Allora, indossati i panni
della brava bambina, mi facevo solenne, quasi pomposa, e sistemavo con cura i crisantemi
gialli nei vasi, correndo alle fontanelle del cimitero, lassù al Pincetto del
Verano, per procurarmi l’acqua che era vita. La vita al camposanto era l’acqua
dei fiori recisi, morti anche loro, che mia mamma portava ai suoceri in gran
mazzi d’oro e bianchi e, a volte, quando eravamo in Friuli, a sua mamma, in un
cimitero di campagna, a Tiezzo…
No, quando io ero
piccola, la festa americana delle zucche, non c’era, non si conosceva se non
nei libri di scuola quando ci spiegavano gli usi e i costumi degli altri popoli
del mondo. In America, lo sapevamo, durante la notte di Ognissanti, i bambini
giravano vestiti da spettri e da mostri, e chiedevano “Trick or treet”, cioè
scherzetto o dolcetto, in giro per la case semi addormentate e nel buio pesto
si facevano condurre da zucche illuminate per di dentro da una luce che
guizzava dagli occhi cavi. Ma per noi era una specie di carnevale all’americana
e ci pareva lontano come la luna, una tradizione come in Spagna la corrida che
non avremo mai avuto in Italia.

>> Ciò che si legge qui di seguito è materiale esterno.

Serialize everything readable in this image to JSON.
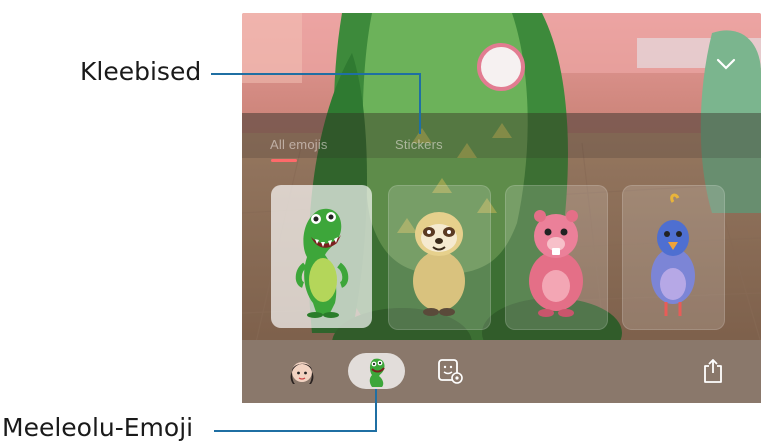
{
  "callouts": {
    "stickers_label": "Kleebised",
    "mood_emoji_label": "Meeleolu-Emoji"
  },
  "screen": {
    "tabs": [
      {
        "label": "All emojis",
        "selected": true
      },
      {
        "label": "Stickers",
        "selected": false
      }
    ],
    "emoji_cards": [
      {
        "name": "green-dinosaur",
        "selected": true
      },
      {
        "name": "sloth",
        "selected": false
      },
      {
        "name": "pink-beaver",
        "selected": false
      },
      {
        "name": "blue-bird",
        "selected": false
      }
    ],
    "bottom_bar": {
      "items": [
        "my-emoji-avatar-icon",
        "mood-emoji-dino-icon",
        "sticker-settings-icon",
        "share-icon"
      ]
    },
    "accent_color": "#ff6a6a"
  }
}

Figuriamoci! Invece, un giorno, me lo sono
ritrovato qui in Italia e avevo mio figlio piccolo, sui cinque anni credo, ma
non ne sono sicura.
E la mamma di un suo
amichetto di scuola festeggiava alloui (come diceva lei) e convinse anche il
mio bambino ad andare con loro e lui ci andò, ma col broncio, perché non voleva
vestirsi da orco. E di ragione ne aveva da vendere. Io, per me, sorpresa, lo lasciai
andare, ma mi guardai bene dal partecipare. Gli anni da allora sono volati e
quella festa americana delle zucche, che preferisco non nominare, sembra
diventata parte del vivere italiano. Eppure, eppure, mi pare che sia rimasta
nella crosta esterna dell’italianità, una tradizione posticcia, come una
parrucca sul capo di un bello scalpo di capelli fluenti, una moda passeggera che
non ci appartiene, destinata a perdersi perché, diciamolo sottovoce, di orrori ne vediamo e viviamo anche troppi ogni
giorno per sopportare, anche solo per scherzo, di trovarci faccia a faccia con
un vampiro…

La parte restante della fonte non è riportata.